Старик загадочно улыбнулся, задорно потеребил тремя пальцами кончик носа и… сдался:
— Ну уговорили, уговорили! Разве откажешь вам, детки? Это только часть начатой мной новеллы «Бессмертие ради любви». Вот какое название завернул — воистину седина в бороду…
Он взял рукопись, на минуту закрыл глаза, внутренне настраиваясь на неведомую никому душевную волну; глубокомысленно помолчав, приступил наконец к чтению. Даже голос у него изменился — стал какой-то молодой, звонкий.
Поручик Асанов, ротный командир, давно присматривался к этому крепкому солдату из вольноопределяющихся, с аккуратно подстриженной щеточкой черных усов над крупными, похожими на каленый миндаль зубами. С лица его никогда не сходила скептическая улыбка, а прическа всегда имела подчеркнуто аккуратный вид и нарочито выраженный косой пробор. В глазах таилась глубина мысли, и за всем обликом чувствовалась какая-то оригинальная, присущая только ему жизненная позиция. Будучи рядовым, он, однако, совсем не был похож на простого русского мужика, которого мобилизация вырядила в белую полевую косоворотку, налепила на широкие плечи алые погоны с набитыми через трафарет номерами части, туго перетянула свиной кожи ремнем заметный округлый живот и доставила сюда, на край света, вырвав из размеренной, привычной крестьянской жизни, состоящей из многочасовой работы да однообразного сумбурного отдыха по воскресеньям с положенным утренним посещением церкви и обязательным вечерним возлиянием, после которого у всей Богоносной России наутро болит голова и ноют ноги.

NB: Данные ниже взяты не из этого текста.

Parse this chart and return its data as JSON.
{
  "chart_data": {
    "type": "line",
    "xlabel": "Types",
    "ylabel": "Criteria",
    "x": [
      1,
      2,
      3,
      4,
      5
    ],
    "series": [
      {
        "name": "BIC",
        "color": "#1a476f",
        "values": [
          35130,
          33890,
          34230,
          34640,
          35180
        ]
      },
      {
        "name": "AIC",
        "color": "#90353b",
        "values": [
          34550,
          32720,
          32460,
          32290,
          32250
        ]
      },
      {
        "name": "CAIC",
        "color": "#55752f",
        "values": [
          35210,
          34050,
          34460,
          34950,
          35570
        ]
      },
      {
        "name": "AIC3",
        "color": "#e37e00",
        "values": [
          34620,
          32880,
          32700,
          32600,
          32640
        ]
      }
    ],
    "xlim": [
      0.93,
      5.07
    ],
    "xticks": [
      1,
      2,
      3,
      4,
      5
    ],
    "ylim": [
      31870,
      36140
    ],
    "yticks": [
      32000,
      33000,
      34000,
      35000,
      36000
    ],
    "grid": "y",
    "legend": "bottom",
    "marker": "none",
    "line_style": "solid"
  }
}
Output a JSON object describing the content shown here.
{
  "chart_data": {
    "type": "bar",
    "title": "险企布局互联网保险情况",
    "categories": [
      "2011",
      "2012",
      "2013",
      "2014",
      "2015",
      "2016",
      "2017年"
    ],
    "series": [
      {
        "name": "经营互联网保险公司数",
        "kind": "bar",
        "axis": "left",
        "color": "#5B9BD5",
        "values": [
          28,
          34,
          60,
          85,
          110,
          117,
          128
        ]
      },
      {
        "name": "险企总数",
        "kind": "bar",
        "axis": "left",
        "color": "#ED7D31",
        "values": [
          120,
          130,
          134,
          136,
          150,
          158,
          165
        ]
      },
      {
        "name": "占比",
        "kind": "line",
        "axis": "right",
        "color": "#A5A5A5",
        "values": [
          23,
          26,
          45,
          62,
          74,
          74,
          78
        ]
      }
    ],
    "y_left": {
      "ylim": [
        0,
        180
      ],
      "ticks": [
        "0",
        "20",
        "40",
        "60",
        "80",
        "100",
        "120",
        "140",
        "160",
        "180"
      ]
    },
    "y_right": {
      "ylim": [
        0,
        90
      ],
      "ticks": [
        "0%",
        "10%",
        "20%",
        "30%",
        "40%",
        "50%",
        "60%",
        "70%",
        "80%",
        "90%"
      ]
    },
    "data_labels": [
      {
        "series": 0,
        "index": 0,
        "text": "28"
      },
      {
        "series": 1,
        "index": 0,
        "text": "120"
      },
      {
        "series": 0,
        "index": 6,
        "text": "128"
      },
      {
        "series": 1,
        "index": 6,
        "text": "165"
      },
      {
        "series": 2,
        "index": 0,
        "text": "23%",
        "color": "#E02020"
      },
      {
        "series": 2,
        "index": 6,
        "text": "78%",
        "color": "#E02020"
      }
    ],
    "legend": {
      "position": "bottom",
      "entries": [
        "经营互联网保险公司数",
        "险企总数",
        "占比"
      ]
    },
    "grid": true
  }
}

Петр Смирнов — так звали вольноопределяющегося — имел спортивное сложение, явно сформированное комплексом упражнений из новомодных руководств по какой-нибудь восточной борьбе или боксу. Ботинок с обмотками, как положено солдату, он не носил, предпочитая им щегольские сапоги офицерского покроя; в постоянную маньчжурскую жару умудрялся следить за собой так, что всегда был гладко выбрит и постоянно источал запах дорогого одеколона. Можно было подумать, что поблизости, в какой-нибудь фанзе,[47]его ожидает загадочная дама сердца. Асановскому воображению представлялась миниатюрная изящная китаянка с кожей цвета мандарина, обжигающим страстно-любопытным взглядом, закутанная в атласный халатик с причудливыми ориентальными узорами или искусно вышитыми пучеглазыми, извивающимися драконами.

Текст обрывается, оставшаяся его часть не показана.